Délimité par le Congo, le Sud-Soudan, la Tanzanie, le Rwanda et le Kenya, l’Ouganda est un pays pauvre dans un environnement difficile. Trois membres de l’équipe du BEB, dont moi-même, y ont passé la semaine dernière et ne l’échangeraient pas contre des vacances sur la Côte d’Azur. Mais si nous avions besoin d’un rappel de notre environnement, juste après notre arrivée, nous avons reçu la triste annonce de deux décès dus à Ebola dans l’ouest de l’Ouganda.

    Dans ce contexte, nous avons vécu l’une de nos meilleures semaines. Le ministère du Genre, du Travail et du Développement social (MGLSD) a affirmé son engagement à accélérer l’expansion du logiciel « Les enfants d’abord » de BEB dans tout le pays.

    À la suite d’un projet pilote réussi dans cinq foyers pour enfants, le ministère a décidé d’étendre le programme aux 101 autres établissements agréés.

    Ils estiment qu’il existe environ 300 établissements non agréés. L’utilisation du CFS sera une exigence pour l’obtention de l’autorisation d’exercer et soutiendra le ministère dans ses efforts pour élever les normes générales de soins. Cela reflète l’approche de BEB qui consiste à donner à ses partenaires les moyens d’assurer la durabilité du travail.

    L’un des moments forts de notre visite a été de voir le directeur de l’un des foyers pour enfants utiliser le CFS pour enregistrer un nouvel enfant, ce qui lui donne une identité et lui permet de trouver une famille.

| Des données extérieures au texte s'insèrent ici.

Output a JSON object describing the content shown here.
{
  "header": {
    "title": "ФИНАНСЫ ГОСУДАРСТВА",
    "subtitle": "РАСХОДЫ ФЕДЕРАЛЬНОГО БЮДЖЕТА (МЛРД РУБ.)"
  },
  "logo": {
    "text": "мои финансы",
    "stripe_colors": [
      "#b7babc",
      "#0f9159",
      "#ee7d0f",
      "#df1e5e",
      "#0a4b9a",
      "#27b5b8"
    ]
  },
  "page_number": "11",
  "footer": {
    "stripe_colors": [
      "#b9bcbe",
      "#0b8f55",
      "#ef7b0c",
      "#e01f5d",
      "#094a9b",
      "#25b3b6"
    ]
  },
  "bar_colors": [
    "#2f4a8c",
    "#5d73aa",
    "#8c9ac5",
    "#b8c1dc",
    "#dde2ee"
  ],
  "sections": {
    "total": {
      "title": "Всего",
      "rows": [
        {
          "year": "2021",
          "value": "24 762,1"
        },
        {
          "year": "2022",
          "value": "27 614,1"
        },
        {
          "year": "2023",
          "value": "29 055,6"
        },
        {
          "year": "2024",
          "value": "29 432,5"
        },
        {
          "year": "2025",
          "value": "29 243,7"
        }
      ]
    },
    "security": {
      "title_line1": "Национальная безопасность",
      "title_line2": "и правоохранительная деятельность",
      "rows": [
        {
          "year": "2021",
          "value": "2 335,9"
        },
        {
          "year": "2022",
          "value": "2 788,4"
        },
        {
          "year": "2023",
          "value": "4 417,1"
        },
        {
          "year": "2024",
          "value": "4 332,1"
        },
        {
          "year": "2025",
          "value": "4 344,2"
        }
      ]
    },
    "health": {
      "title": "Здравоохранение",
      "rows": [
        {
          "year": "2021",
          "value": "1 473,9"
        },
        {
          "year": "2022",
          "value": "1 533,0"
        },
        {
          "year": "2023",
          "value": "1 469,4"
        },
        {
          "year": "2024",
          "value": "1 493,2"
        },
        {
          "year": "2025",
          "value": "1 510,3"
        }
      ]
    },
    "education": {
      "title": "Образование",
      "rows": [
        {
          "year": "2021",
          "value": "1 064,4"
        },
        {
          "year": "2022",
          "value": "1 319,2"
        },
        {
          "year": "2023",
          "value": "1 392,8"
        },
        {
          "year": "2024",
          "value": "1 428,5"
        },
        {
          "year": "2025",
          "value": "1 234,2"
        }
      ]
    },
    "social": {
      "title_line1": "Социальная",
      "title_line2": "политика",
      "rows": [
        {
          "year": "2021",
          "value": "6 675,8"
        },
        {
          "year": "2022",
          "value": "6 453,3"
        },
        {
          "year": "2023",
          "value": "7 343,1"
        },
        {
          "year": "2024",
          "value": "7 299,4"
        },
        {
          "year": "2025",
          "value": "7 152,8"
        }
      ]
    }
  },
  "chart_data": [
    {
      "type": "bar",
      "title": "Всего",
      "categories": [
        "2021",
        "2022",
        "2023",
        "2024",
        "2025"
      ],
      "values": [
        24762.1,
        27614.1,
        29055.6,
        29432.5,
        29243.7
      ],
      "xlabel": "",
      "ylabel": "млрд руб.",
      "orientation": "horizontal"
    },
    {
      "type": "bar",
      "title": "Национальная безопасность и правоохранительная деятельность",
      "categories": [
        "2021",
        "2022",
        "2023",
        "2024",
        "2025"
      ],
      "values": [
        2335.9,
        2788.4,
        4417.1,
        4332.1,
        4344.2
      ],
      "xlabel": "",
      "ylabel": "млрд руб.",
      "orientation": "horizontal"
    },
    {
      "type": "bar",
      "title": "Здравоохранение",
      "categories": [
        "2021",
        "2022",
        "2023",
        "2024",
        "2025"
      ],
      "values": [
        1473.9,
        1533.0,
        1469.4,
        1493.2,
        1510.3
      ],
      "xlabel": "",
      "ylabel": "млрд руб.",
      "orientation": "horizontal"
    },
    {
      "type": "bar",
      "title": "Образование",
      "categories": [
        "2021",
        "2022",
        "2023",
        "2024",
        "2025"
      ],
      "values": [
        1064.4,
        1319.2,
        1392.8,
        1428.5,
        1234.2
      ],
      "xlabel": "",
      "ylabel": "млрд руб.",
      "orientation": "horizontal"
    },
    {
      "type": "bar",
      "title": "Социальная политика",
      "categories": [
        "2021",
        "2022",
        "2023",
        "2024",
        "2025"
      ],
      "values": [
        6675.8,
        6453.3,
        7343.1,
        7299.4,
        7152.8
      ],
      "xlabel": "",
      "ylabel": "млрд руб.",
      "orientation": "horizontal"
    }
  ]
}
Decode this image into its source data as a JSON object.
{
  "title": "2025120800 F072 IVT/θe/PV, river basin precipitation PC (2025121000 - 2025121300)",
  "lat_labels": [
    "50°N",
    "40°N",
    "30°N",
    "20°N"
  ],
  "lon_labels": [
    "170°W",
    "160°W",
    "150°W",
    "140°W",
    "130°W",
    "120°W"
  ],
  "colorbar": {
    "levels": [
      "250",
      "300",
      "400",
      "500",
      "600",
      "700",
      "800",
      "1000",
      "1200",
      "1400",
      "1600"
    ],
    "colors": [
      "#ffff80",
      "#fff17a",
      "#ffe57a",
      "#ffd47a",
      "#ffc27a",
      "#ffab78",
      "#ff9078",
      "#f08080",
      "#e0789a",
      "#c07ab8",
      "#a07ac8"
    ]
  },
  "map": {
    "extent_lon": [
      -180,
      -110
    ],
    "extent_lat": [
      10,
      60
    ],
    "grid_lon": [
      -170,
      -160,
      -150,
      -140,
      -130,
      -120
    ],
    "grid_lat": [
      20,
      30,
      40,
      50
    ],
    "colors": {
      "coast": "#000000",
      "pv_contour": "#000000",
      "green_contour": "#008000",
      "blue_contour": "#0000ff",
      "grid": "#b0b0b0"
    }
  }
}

    Le deuxième jour à Kampala, BEB a organisé une session d’une demi-journée avec le MGLSD, au cours de laquelle nous avons présenté nos progrès et nos projets à un groupe plus large de parties prenantes externes, renforçant ainsi notre mission de transformation du bien-être mondial des enfants par la technologie et la collaboration.

    Avant notre départ, BEB et MGLSD ont signé une déclaration d’intention solidifiant notre partenariat et définissant la feuille de route pour réduire le nombre d’orphelins en Ouganda en plaçant ces enfants dans des familles.

    Nous avons visité deux établissements. Comme c’est généralement le cas, les soignants ont été formidables, travaillant dur et avec compassion contre vents et marées. Les enfants sourient et rient, mais je me demande toujours ce qu’ils font quand nous partons. Quand ils dorment la nuit, je parie qu’ils rêvent d’un papa et d’une maman. À la BEB, nous contribuons à faire de ce rêve une réalité.